Rwanda: UN’s Louise Arbour Under Fire Over 1994 murder of the presidents of Rwanda and Burundi

The former UN High Commissioner for Human Rights Louise Arbour is responsible for covering up the murder of the President of Rwanda, the President of Burundi and many other persons who were assassinated on April 06 1994, a senior attorney with the UN Tribunal for Rwanda (ICTR) has alleged.

Lead Counsel Christopher Black who is defending General Augustin Ndindiliyimana, former Chief of Staff of Rwandan Gendarmerie says that Louise Arbour – as Chief Prosecutor of the ICTR conspired with some countries to cover up investigations into allegations against the RPF.

According to the Canadian Barrister, Ms. Arbour, 61, is a “criminal, corrupt, (and) a shame to all Canadians”. The sooner she is indicted and thrown in prison the better, says Mr. Black – who was reacting to an interview of the former senior UN officer on CBC. Ms. Arbour announced Sunday that she was retiring after years of international service.

In 1997, Ms. Arbour is said to have been informed by her chief of investigations, Australian Michael Hourigan and his team, including FBI agent Jim Lyons and Canadian police officers assigned to their unit that it was the RPF who had shot down the plane and massacred all those people.

“But instead of indicting Paul Kagame and the RPF men who had murdered all those people she ordered Hourigan to come to The Hague where she told him to kill the investigation and to burn his notes”, says Mr. Black.

“This makes her an accessory to mass murder and a war criminal.”

Barrister Black points fingers at the UN, the US, Canada and Belgium as the culprits in helping the RPF to carry out the alleged assassinations. She did this on the instructions of the US government in violation of her oath to be independent as prosecutor, argues Mr. Black.

The ill-equipped UN force in Rwanda during the Genocide was incidentally also headed by Canadian Gen Romeo Dallaire.

Ms. Arbour was the Chief Prosecutor of the ICTR and ICTY between 1996 and 2000. She moved back to the Supreme Court of Canada and in 2004 she became the UN High Commissioner for Human Rights.

As chief prosecutor, she indicted former Yugoslav and Serbian President Slobodan Milosevic, among others, for war crimes and crimes against humanity for his part in atrocities committed in Kosovo. The indictment of Slobodan Milosevic was the first of a serving Head of State.

It is during the same period that several senior former officials of the Genocidal government in Rwanda were tracked and brought to book. Their cases have been ongoing at the Tanzania-based court.

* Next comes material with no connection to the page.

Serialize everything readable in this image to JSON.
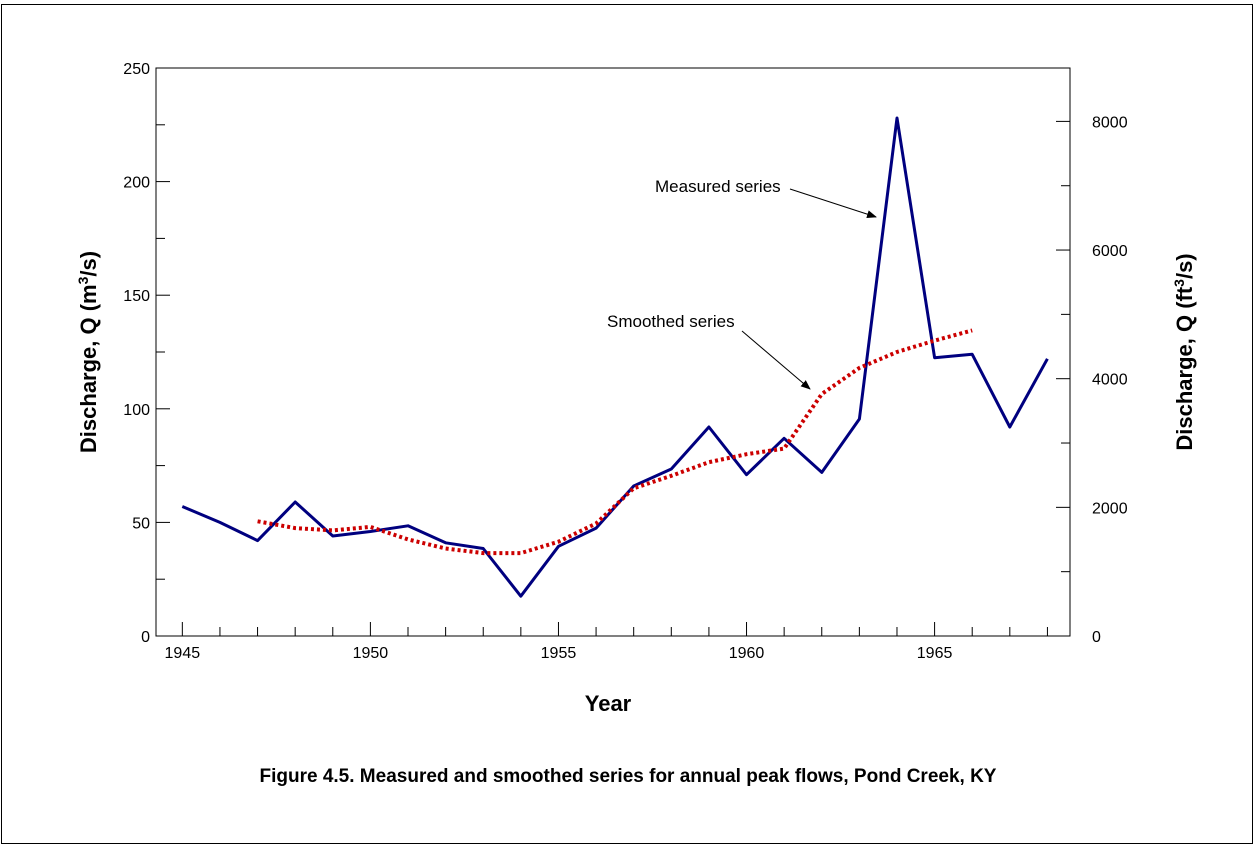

Controversy started when it came to what have become the longest and grueling trails involving senior Ex-government soldiers such Major Ntabakuze, Colonel Theoneste Bagosora, Brigadier-General Gratien Kabiligi, and Colonel Anatole Nsengiyumva in case ‘Military I’.

Others that are co-accused in trail ‘Military II’ are General Augustin Bizimungu – former chief of staff of the Rwandan army, General Augustin Ndindiliyimana, the former commander of the recognition battalion, Major François-Xavier Nzuwonemeye and Captain Innocent Sagahutu, who commanded a squadron of this elite unit.

The defense in these cases have held that the RPF rebels – with support from some quarters especially the west are responsible for the death of President Habyarimana and thereby culminating into the Genocide. The defense has also stood by demands that as these officers are tried, those they were fighting against should come to the dock as well.

“Once she (Arbour) proved her reliability to the Americans, that is that she was corrupt and willing to cover up those responsible for mass murder, she was then used to lay false war crimes charges against Milosevic in order to prolong the war against Yugoslavia”, claims Mr. Black who has worked with the ICTR since 2000.

Last year Ms. Arbour was in Rwanda and held discussions with top government officials and President Paul Kagame. She was also at the forefront praising Rwanda for abolishing the death penalty last year.

In January this year she said she would seek another term at the helm of the UN Rights body but last month decided otherwise.